The “F” reorganization is one of many different types of reorganizations described in Section 368. If an acquisition can be classified as a reorganization (which involves meeting certain judicially created doctrines as well as several different statutory sections of Subchapter C of the Code), then as a general rule no gain is recognized. Significantly for the instant case, another result that flows from the classification of an asset acquisition as a reorganization is that under Sections 381-383, the tax attributes of the transferor corporation are carried over to the acquiring corporation. One such tax attribute is net operating losses, the concern of this case.

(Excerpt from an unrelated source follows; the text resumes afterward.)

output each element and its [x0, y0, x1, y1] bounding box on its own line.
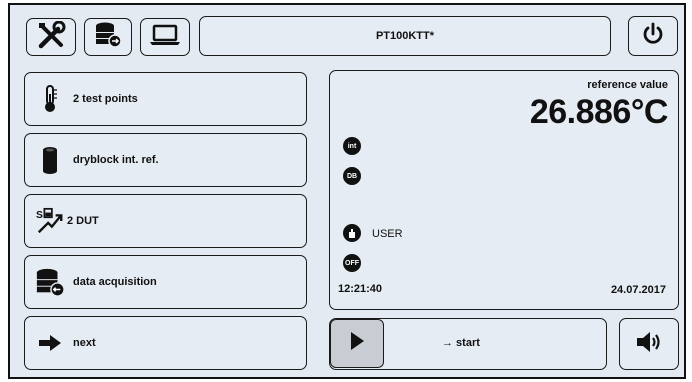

Unlike some of the other types of reorganizations in Section 368(a), which feature rather complex definitions, the definition of an “F” reorganization has always been comparatively and indeed deceptively simple: “a mere change in identity, form, or place of organization.” Section 368(a)(1)(F). Two of the three clauses in this definition seem fairly clear. A “mere change in identity” refers to a change in a corporation’s name, and a “mere change in ... place of organization” refers to a decision to reincorporate in another state. However, the meaning of “a mere change in ... form” has proven to be more elusive.

There is a strong case to be made that “a mere change in ... form” was meant to cover only the simplest types of corporate restructurings, such as the “cosmetic” types of changes described above, and was never intended to include a reorganization of two or more operating corporations. The “F” reorganization first appeared in the Revenue Act of 1921, which defined it as a “mere change in identity, form, or place of organization of a corporation ” (emphasis supplied). Although the phrase “of a corporation” was deleted in the Revenue Act of 1924, the House Ways and Means Committee explained the deletion as “minor changes in phraseology,” H.R.Rep. No. 179, 68th Cong., 1st Sess.